How do you waste a sabbatical? What are the top 5 ways of not getting anything done during extended time off?
1. Don't start working right away. The sabbatical lasts a long time, so you don't want to start right away. Maybe the first of October is a good start date, or the first of March for the spring semester.
2. Travel a lot. Since you have so much time, schedule as many trips as possible. That will break up your rhythm of work and prevent you from ever getting into a groove.
3. Don't set up any specific goals for what you want to get accomplished every week, every month, or during the entire sabbatical. For God's sake never create a daily schedule of work! After all, you have six months with no other responsibilities to worry about. You don't want to constrain your time with a petty schedule.

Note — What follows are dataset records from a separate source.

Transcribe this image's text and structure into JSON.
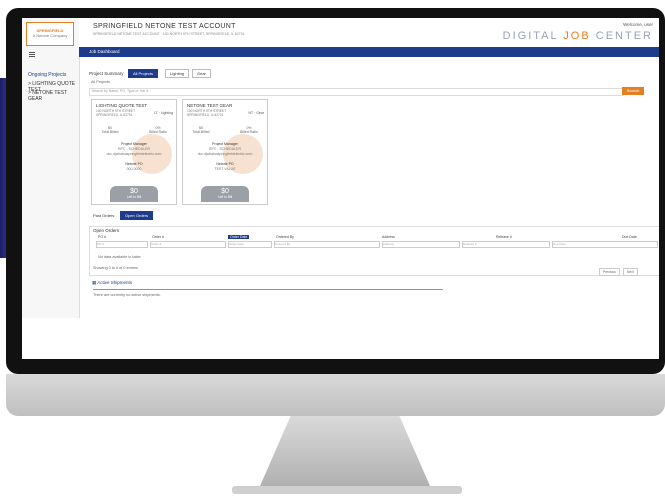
{
  "app": {
    "account_title": "SPRINGFIELD NETONE TEST ACCOUNT",
    "account_address": "SPRINGFIELD NETONE TEST ACCOUNT · 100 NORTH 9TH STREET, SPRINGFIELD, IL 62701",
    "welcome": "Welcome, user",
    "brand_left": "DIGITAL",
    "brand_mid": "JOB",
    "brand_right": "CENTER",
    "logo_line1": "SPRINGFIELD",
    "logo_line2": "A Netone Company",
    "nav_label": "Job Dashboard"
  },
  "sidebar": {
    "menu_icon": "hamburger-icon",
    "heading": "Ongoing Projects",
    "items": [
      {
        "label": "> LIGHTING QUOTE TEST"
      },
      {
        "label": "> NETONE TEST GEAR"
      }
    ]
  },
  "project_summary": {
    "label": "Project Summary",
    "tabs": [
      {
        "label": "All Projects",
        "active": true
      },
      {
        "label": "Lighting",
        "active": false
      },
      {
        "label": "Gear",
        "active": false
      }
    ],
    "filter_label": "All Projects",
    "search_placeholder": "Search by Name, PO, Type or Job #...",
    "search_button": "Search"
  },
  "cards": [
    {
      "name": "LIGHTING QUOTE TEST",
      "address": "100 NORTH 9TH STREET SPRINGFIELD, IL 62701",
      "tag": "LT · Lighting",
      "stat1_value": "$0",
      "stat1_label": "Total Billed",
      "stat2_value": "0%",
      "stat2_label": "Billed Ratio",
      "pm_label": "Project Manager",
      "pm_name": "RPC - SCHEDULER",
      "pm_email": "dcc.djwhatsaspringfieldelectric.com",
      "po_label": "Netone PO",
      "po_value": "000-0000",
      "amount": "$0",
      "amount_label": "Left to Bill"
    },
    {
      "name": "NETONE TEST GEAR",
      "address": "100 NORTH 9TH STREET SPRINGFIELD, IL 62701",
      "tag": "NT · Gear",
      "stat1_value": "$0",
      "stat1_label": "Total Billed",
      "stat2_value": "0%",
      "stat2_label": "Billed Ratio",
      "pm_label": "Project Manager",
      "pm_name": "RPC - SCHEDULER",
      "pm_email": "dcc.djwhatsaspringfieldelectric.com",
      "po_label": "Netone PO",
      "po_value": "TEST VALUE",
      "amount": "$0",
      "amount_label": "Left to Bill"
    }
  ],
  "orders": {
    "tabs": [
      {
        "label": "Past Orders",
        "active": false
      },
      {
        "label": "Open Orders",
        "active": true
      }
    ],
    "title": "Open Orders",
    "columns": [
      "PO #",
      "Order #",
      "Order Date",
      "Ordered By",
      "Address",
      "Release #",
      "Due Date"
    ],
    "filters": [
      "PO #",
      "Order #",
      "Order Date",
      "Ordered By",
      "Address",
      "Release #",
      "Due Date"
    ],
    "empty_text": "No data available in table",
    "showing_text": "Showing 0 to 0 of 0 entries",
    "prev_label": "Previous",
    "next_label": "Next"
  },
  "shipments": {
    "title": "Active Shipments",
    "empty_text": "There are currently no active shipments."
  },
  "colors": {
    "accent_blue": "#1f3c8c",
    "accent_orange": "#e67e22"
  }
}
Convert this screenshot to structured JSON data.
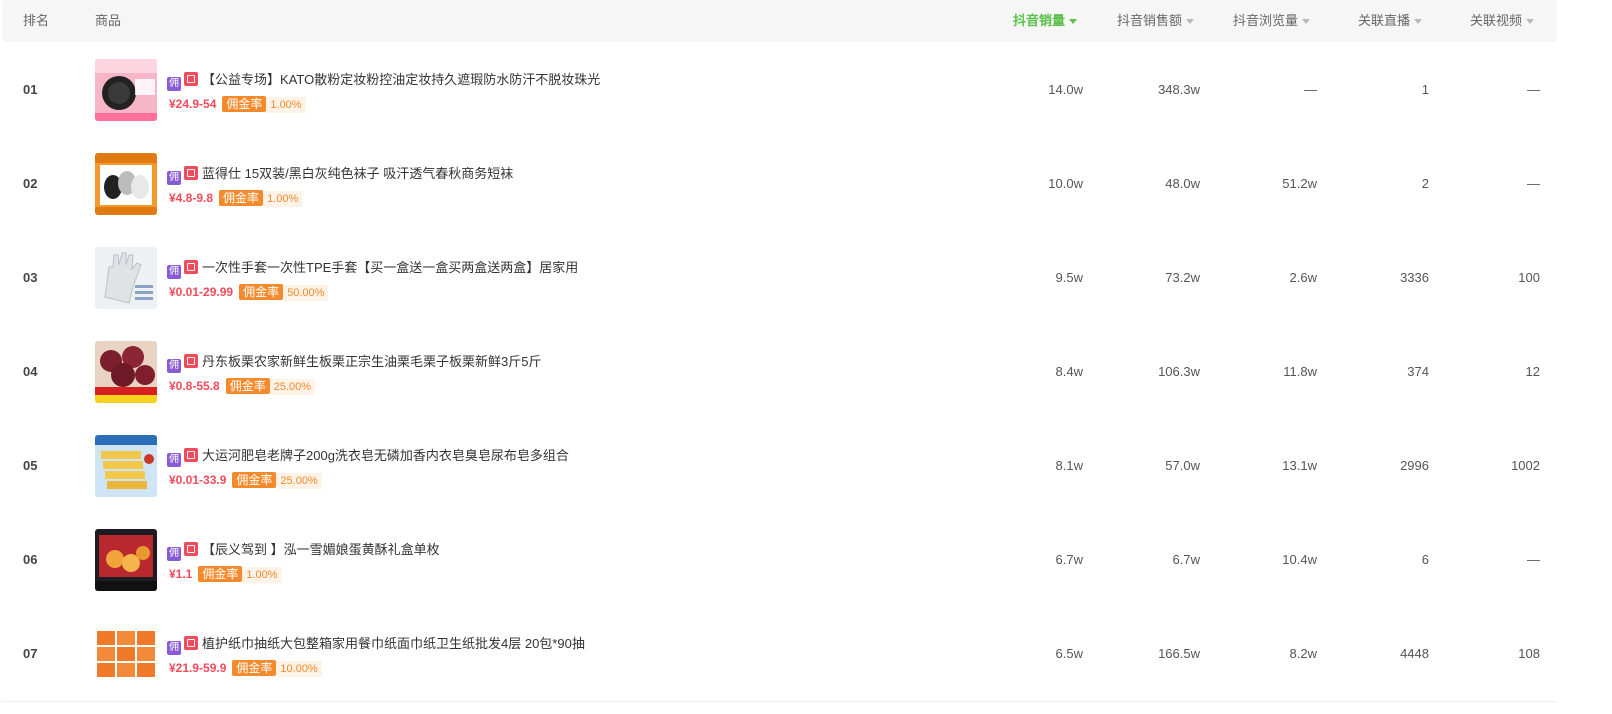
{
  "header": {
    "rank": "排名",
    "product": "商品",
    "sales": "抖音销量",
    "revenue": "抖音销售额",
    "views": "抖音浏览量",
    "live": "关联直播",
    "video": "关联视频"
  },
  "colors": {
    "active_sort": "#5ac04a",
    "price": "#f24a5a",
    "commission": "#f58a2c",
    "yong_tag": "#8a5bd6"
  },
  "tags": {
    "yong": "佣",
    "commission_label": "佣金率"
  },
  "rows": [
    {
      "rank": "01",
      "title": "【公益专场】KATO散粉定妆粉控油定妆持久遮瑕防水防汗不脱妆珠光",
      "price": "¥24.9-54",
      "rate": "1.00%",
      "sales": "14.0w",
      "revenue": "348.3w",
      "views": "—",
      "live": "1",
      "video": "—",
      "thumb": "cosmetic-powder"
    },
    {
      "rank": "02",
      "title": "蓝得仕 15双装/黑白灰纯色袜子 吸汗透气春秋商务短袜",
      "price": "¥4.8-9.8",
      "rate": "1.00%",
      "sales": "10.0w",
      "revenue": "48.0w",
      "views": "51.2w",
      "live": "2",
      "video": "—",
      "thumb": "socks"
    },
    {
      "rank": "03",
      "title": "一次性手套一次性TPE手套【买一盒送一盒买两盒送两盒】居家用",
      "price": "¥0.01-29.99",
      "rate": "50.00%",
      "sales": "9.5w",
      "revenue": "73.2w",
      "views": "2.6w",
      "live": "3336",
      "video": "100",
      "thumb": "gloves"
    },
    {
      "rank": "04",
      "title": "丹东板栗农家新鲜生板栗正宗生油栗毛栗子板栗新鲜3斤5斤",
      "price": "¥0.8-55.8",
      "rate": "25.00%",
      "sales": "8.4w",
      "revenue": "106.3w",
      "views": "11.8w",
      "live": "374",
      "video": "12",
      "thumb": "chestnuts"
    },
    {
      "rank": "05",
      "title": "大运河肥皂老牌子200g洗衣皂无磷加香内衣皂臭皂尿布皂多组合",
      "price": "¥0.01-33.9",
      "rate": "25.00%",
      "sales": "8.1w",
      "revenue": "57.0w",
      "views": "13.1w",
      "live": "2996",
      "video": "1002",
      "thumb": "soap"
    },
    {
      "rank": "06",
      "title": "【辰义驾到 】泓一雪媚娘蛋黄酥礼盒单枚",
      "price": "¥1.1",
      "rate": "1.00%",
      "sales": "6.7w",
      "revenue": "6.7w",
      "views": "10.4w",
      "live": "6",
      "video": "—",
      "thumb": "pastry"
    },
    {
      "rank": "07",
      "title": "植护纸巾抽纸大包整箱家用餐巾纸面巾纸卫生纸批发4层 20包*90抽",
      "price": "¥21.9-59.9",
      "rate": "10.00%",
      "sales": "6.5w",
      "revenue": "166.5w",
      "views": "8.2w",
      "live": "4448",
      "video": "108",
      "thumb": "tissues"
    }
  ]
}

4.Make sure you say yes to all other opportunities. Review a book? Sure. A tenure case? Why not? Remember, your time is infinite. You can fill the days with other projects and your writing will still get done, because you have all the time in the world.
5. Once December, or July, comes, it is time to stop working on research and begin to think about teaching again. Sure, you didn't get as much done as you could have during those infinite 6 months, but academia is hard! Without having a leave, it is impossible to get anything done, since who can write during the school year when time is not infinite?
1 comment:
Twice it has happened to me that I get a rare sabbatical, and then the state institution-crippling cuts (like 35%), and we all spend the entire semester on the market and also trying to get houses ready to sell. I think I have the opposite of a Midas touch: if I do not have a sabbatical, we will not have an institutional crisis.
I need to attain the calm of some professors I had in Latin America, working during wartime.